Penyebab lainnya yaitu mengalami kekerasan, pasangan kecanduan pada suatu hal negatif (misalnya narkoba, alkohol, berjudi, dst), kurangnya persiapan dan ketidakcocokan atau perbedaan pandangan.

Selain penyebab di atas, menurut informasi yang kami kutip dari yourdivorcequestions.org, juga ada beberapa faktor yang meningkatkan risiko perceraian. Beberapa di antaranya seperti menikah pada usia yang amat muda, tingkat pendidikan rendah, tingkat pendapatan rendah sehingga memicu stress dan pertengkaran, kohabitasi pranikah (tinggal serumah tanpa ikatan perkawinan), hamil (dan melahirkan) sebelum menikah, kurangnya kesadaran mengenai agama serta perceraian orangtua.

Sedangkan di Indonesia sendiri, pertengkaran dan perselisihan terus menerus menjadi pemicu perceraian teratas. Penyebab tertinggi lainnya adalah masalah keuangan, ditinggalkan oleh pasangan dan kekerasan dalam rumah tangga.

Tidak selamanya negatif, bagi seseorang yang berpisah, juga mungkin menerima hal positif setelahnya, misalnya berhenti mengalami kekerasan dalam rumah tangga, bebas dari perselingkuhan atau pertengkaran terus-menerus. 

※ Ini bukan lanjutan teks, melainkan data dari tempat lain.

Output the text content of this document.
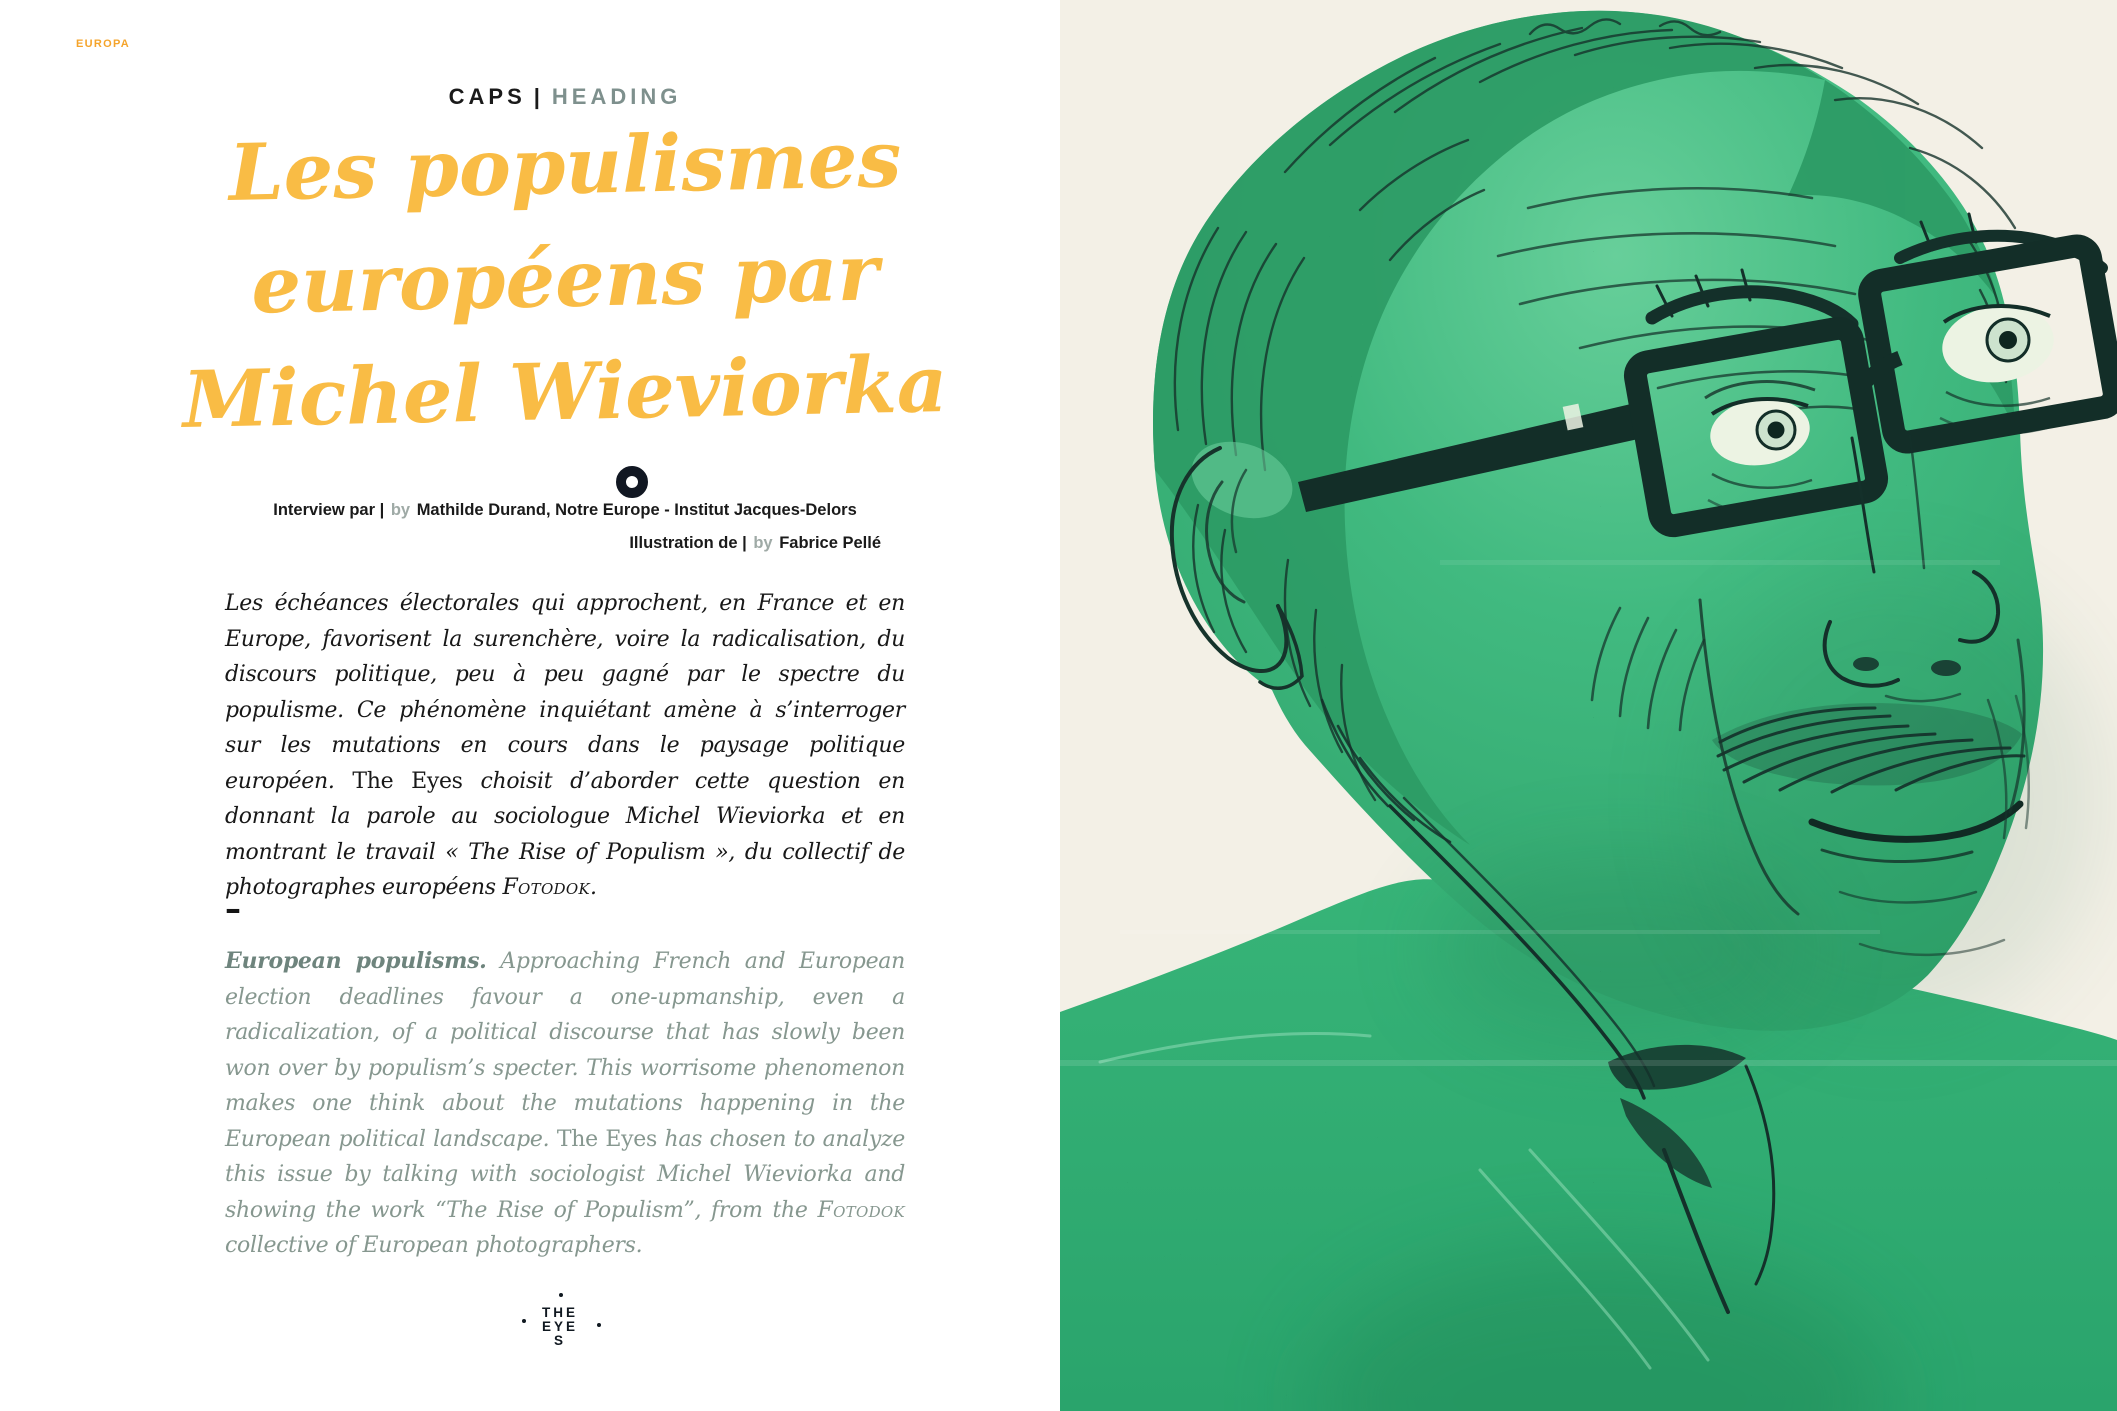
EUROPA
CAPS | HEADING
Les populismes
européens par
Michel Wieviorka
Interview par | by Mathilde Durand, Notre Europe - Institut Jacques-Delors
Illustration de | by Fabrice Pellé

Les échéances électorales qui approchent, en France et en Europe, favorisent la surenchère, voire la radicalisation, du discours politique, peu à peu gagné par le spectre du populisme. Ce phénomène inquiétant amène à s’interroger sur les mutations en cours dans le paysage politique européen. The Eyes choisit d’aborder cette question en donnant la parole au sociologue Michel Wieviorka et en montrant le travail « The Rise of Populism », du collectif de photographes européens Fotodok.

–

European populisms. Approaching French and European election deadlines favour a one-upmanship, even a radicalization, of a political discourse that has slowly been won over by populism’s specter. This worrisome phenomenon makes one think about the mutations happening in the European political landscape. The Eyes has chosen to analyze this issue by talking with sociologist Michel Wieviorka and showing the work “The Rise of Populism”, from the Fotodok collective of European photographers.

THE
EYE
S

Begitu pula dengan anak, setelah orangtuanya bercerai, anak juga mungkin mendapat hikmahnya, yaitu anak menjadi lebih mandiri dan memiliki kemampuan bertahan hidup lebih tinggi (karena terbiasa berjuang untuk mendapatkan sesuatu).

 Anak yang seringkali terkena imbas dari pertengkaran keluarganya juga akan terlepas dari masalah, serta, anak lega melihat orangtuanya tidak lagi terlibat dalam masalah.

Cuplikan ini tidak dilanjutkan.